В лесной лагерь на железное болото Иван и Вячеслав прибыли вечером того же дня, когда чужаки были окончательно разбиты. Двое суток назад. С ними были и двое буртасов. Алтыш, пленный десятник, сразу кинувшийся к своему племяннику, и Ишей, которому, как ни странно, егерь позволял почти все. А тот сразу стал совать свой нос во все щели… как мол, заготовки для плинфы сушите, да как руду собираете, да почему такое колесо делаете? И нет бы советы какие давал – так он, судя по всему, сам толком ничего не понимал. Видимо, просто удовлетворял свое любопытство. Ну, да не жалко, никаких секретов тут особо не было. А вот Вячеслав поведал подробнее о болезни, поразившей весь, о которой ранее уже принес известие один из охотников. Лекарь тут же прошелся по лагерю и, вернувшись через полчаса, забрал всех плотников, несмотря на их причитания о недоделанном водяном колесе. Пока не стемнело, он их заставил срубить крытый навес чуть в стороне от торных троп и заготовить побольше лапника. Неотступно находящийся при нем Иван добавил, что все указания Вячеслава должны выполняться без каких-либо отговорок, а особо сопротивляющиеся будут дела иметь с ним или с самим Трофимом Игнатьичем. Плотники даже возражать не стали, услышав, что заготовку еловых веток тоже решили доверить им. Просто позвали снующих повсюду мальчишек и перепоручили тем столь ответственное задание. Лекарь же после своих указаний начал ходить по лагерю и отбирать людишек с признаками кашля и жара. А народ что думал перед этим? Ну, простудился, в лесу ночуя, так на все воля божья… В веси куда хуже приходится: ворог у самых ворот стоит. А оно вон как оказалось… Мор. Страшное слово. В помощь себе Вячеслав взял Агафью и нескольких баб, с кем прежде имел дело, собирая лекарственные травы. Объяснив им, что делать, и поставив принесенный котел на огонь, засветло успел зашить рану у Фаддея и посмотреть Фросю, которую положил в отдалении от заболевших. С той он провозился довольно долго, обрабатывая рану, но отошел от нее все равно неудовлетворенный.

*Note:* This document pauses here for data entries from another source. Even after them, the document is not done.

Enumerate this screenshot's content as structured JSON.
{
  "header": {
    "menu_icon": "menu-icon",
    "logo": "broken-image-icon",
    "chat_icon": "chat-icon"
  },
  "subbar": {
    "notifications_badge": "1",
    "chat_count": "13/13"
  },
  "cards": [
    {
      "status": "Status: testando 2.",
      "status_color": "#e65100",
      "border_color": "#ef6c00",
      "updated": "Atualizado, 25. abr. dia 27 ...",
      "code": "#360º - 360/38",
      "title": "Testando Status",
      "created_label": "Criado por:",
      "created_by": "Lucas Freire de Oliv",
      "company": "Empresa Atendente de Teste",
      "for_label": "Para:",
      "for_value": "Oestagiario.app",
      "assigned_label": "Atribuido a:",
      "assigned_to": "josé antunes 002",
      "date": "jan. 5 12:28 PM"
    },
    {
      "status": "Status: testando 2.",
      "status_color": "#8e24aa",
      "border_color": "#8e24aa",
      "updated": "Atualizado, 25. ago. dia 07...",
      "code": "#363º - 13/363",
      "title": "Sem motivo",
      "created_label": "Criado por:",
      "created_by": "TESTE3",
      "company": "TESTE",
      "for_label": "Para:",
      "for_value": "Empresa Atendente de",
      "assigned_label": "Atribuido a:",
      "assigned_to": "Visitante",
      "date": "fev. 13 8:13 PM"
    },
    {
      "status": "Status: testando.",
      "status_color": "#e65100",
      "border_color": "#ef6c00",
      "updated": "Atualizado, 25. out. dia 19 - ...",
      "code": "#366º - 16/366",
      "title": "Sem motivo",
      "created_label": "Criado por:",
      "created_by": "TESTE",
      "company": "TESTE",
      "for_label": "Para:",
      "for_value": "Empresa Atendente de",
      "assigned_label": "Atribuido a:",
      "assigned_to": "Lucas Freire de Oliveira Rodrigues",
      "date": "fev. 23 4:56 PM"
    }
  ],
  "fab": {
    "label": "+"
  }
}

И только на следующий день решился заняться иссечением, чтобы проверить, не загноилось ли, – уж больно не нравились ему припухшие с одной стороны края. Выдавив успевший скопиться гной, обработав своими отварами рану и наложив сухую повязку, Вячеслав уже с чистой совестью похлопал ее по колену, одобрительно оценив, как Фрося перенесла копание в своих «внутренностях».

– Вот кабы вои так же сносили операцию, как ты… А то иные хнычут, меду хмельного просят. Может, тебе все же дать глотнуть немного? Или еще чего попросишь?

– Да я бы попросила, ягодка моя, только совсем о другом, да и не тебя. Дай только срок подняться на ноги, – выдохнула Фрося, откинувшись на спину.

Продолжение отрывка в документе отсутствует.